Schulsportentwicklung
Anpassungsprozesse des Körpers verstehen und trainieren lernen
Ein Beispiel aus der Unterrichtspraxis zu einem langfristig angestrebten Lernergebnis
Welcher "Lernauftrag" prägt die unterrichtliche Inszenierung dieses Themas?
Die Schülerinnen und Schüler eines Sportleistungskurses müssen sich weitgehend selbstständig auf entsprechende sportliche Leistungen in der praktischen Abschlussprüfung im Abitur vorbereiten - und das möglichst kompetent, langfristig und kontinuierlich. Einem der zentralen Lernaufträge, nämlich
- Vielfältige, individuell angemessene Herausforderungen annehmen, Leistungen vollbringen und verbessern, auf ein individuelles Leistungsoptimum hinarbeiten
kommt daher im Leistungskurs eine besondere Bedeutung zu. Diese Zielsetzung verpflichtet gleichsam zu einer Abfolge von entsprechenden Unterrichtsvorhaben, die sich über wesentliche Abschnitte in der Qualifikationsphase erstreckt und zwar nicht allein unter der Pädagogischen Perspektive "Das Leisten erfahren, verstehen und einschätzen".
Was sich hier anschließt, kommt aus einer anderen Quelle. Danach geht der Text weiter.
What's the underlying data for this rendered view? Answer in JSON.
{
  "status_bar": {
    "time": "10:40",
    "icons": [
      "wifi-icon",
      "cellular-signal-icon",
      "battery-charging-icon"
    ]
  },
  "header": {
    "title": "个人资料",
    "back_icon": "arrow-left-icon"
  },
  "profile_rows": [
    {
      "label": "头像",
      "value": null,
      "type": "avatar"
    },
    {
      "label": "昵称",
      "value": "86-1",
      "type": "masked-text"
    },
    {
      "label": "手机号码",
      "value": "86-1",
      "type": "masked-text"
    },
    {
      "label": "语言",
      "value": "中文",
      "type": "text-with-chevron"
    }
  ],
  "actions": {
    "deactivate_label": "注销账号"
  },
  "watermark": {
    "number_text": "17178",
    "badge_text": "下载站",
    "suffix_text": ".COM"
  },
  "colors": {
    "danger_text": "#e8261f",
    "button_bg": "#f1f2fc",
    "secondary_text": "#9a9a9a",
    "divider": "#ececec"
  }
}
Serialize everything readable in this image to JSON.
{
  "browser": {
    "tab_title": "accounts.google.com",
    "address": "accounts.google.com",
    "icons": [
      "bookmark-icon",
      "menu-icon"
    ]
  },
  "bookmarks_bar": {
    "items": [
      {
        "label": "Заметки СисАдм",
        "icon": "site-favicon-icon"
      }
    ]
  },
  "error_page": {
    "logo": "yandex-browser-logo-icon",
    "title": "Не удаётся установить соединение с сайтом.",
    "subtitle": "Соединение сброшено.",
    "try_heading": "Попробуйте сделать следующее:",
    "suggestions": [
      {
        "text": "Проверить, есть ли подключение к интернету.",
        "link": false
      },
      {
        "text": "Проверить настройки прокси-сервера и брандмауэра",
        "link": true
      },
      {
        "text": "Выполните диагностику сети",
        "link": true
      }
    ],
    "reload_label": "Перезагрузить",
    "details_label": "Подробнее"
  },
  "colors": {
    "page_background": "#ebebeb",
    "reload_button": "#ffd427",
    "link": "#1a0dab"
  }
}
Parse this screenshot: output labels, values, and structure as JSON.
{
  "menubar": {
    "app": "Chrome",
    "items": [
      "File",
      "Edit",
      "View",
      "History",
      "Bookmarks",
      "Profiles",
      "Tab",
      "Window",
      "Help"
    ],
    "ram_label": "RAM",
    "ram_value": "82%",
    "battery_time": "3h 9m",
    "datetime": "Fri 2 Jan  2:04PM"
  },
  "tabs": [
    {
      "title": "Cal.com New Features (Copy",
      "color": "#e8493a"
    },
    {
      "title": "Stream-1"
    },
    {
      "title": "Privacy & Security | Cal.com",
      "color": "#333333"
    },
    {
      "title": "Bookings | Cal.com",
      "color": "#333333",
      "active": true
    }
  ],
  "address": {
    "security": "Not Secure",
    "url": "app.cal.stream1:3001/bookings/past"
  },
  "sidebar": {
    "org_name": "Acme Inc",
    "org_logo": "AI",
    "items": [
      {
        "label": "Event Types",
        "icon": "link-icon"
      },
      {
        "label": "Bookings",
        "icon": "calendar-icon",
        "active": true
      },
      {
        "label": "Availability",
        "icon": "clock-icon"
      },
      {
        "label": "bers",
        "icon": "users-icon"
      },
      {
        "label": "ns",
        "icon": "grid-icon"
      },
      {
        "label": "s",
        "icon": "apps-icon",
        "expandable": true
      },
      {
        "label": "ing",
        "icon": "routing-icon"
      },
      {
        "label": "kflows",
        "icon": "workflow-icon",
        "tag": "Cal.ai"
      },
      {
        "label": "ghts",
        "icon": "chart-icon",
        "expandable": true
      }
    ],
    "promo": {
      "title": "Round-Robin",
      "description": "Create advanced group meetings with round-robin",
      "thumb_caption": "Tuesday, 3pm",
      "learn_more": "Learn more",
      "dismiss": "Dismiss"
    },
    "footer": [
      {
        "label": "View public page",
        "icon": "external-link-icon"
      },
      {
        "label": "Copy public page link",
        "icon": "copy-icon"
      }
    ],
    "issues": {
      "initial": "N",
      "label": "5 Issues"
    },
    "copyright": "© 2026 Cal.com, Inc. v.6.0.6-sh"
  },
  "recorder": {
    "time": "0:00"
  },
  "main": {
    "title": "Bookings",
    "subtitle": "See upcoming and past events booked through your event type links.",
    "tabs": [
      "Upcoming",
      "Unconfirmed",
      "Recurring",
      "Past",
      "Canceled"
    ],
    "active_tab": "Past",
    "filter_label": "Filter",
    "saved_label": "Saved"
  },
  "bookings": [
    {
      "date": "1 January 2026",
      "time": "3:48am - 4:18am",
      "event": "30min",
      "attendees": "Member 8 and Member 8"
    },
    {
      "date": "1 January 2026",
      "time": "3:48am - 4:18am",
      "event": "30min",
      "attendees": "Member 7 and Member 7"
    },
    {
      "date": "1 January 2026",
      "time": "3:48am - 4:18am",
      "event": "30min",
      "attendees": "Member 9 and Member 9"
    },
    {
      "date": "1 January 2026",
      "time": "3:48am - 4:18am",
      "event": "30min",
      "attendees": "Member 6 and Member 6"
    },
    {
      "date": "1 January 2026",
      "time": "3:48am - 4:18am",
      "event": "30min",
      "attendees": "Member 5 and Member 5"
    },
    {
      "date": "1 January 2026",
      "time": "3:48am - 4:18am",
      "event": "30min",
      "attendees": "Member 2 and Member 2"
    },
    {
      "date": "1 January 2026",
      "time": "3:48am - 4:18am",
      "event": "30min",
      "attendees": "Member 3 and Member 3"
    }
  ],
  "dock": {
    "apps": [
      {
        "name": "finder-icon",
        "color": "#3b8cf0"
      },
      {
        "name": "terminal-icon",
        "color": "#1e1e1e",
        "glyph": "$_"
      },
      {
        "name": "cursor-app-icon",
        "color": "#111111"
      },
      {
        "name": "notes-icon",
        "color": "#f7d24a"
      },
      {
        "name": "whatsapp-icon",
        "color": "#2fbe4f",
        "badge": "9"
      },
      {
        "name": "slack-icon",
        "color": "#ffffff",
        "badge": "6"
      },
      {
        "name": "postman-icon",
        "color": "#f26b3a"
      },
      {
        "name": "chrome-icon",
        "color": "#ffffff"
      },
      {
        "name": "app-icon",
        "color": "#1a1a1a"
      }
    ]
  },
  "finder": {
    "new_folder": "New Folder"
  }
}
Zu der möglichen Sorge, ein solcher wesentlich auf die konditionelle Verbesserung sowie auf technische und taktische Fertigkeiten ausgerichteter langfristiger Lernauftrag könnte die Qualifikationsphase zu stark dominieren, sei angemerkt, dass alle Unterrichtsbausteine vom Lehrer in ihrer Quantität und Schwerpunktsetzung gesteuert werden können:
- Ein Unterrichtsvorhaben, in dem z.B. das Krafttraining in Zentrum steht, wird sehr stark davon geprägt sein, unter welcher Pädagogischen Perspektive es realisiert werden soll. Es wird davon abhängen, ob der Unterricht mit dem vornehmlichen Blick auf die Leistungssteigerung, unter dem Aspekt des körperlichen Befindens oder unter einer gesundheitsorientierter Zielsetzung inszeniert wird.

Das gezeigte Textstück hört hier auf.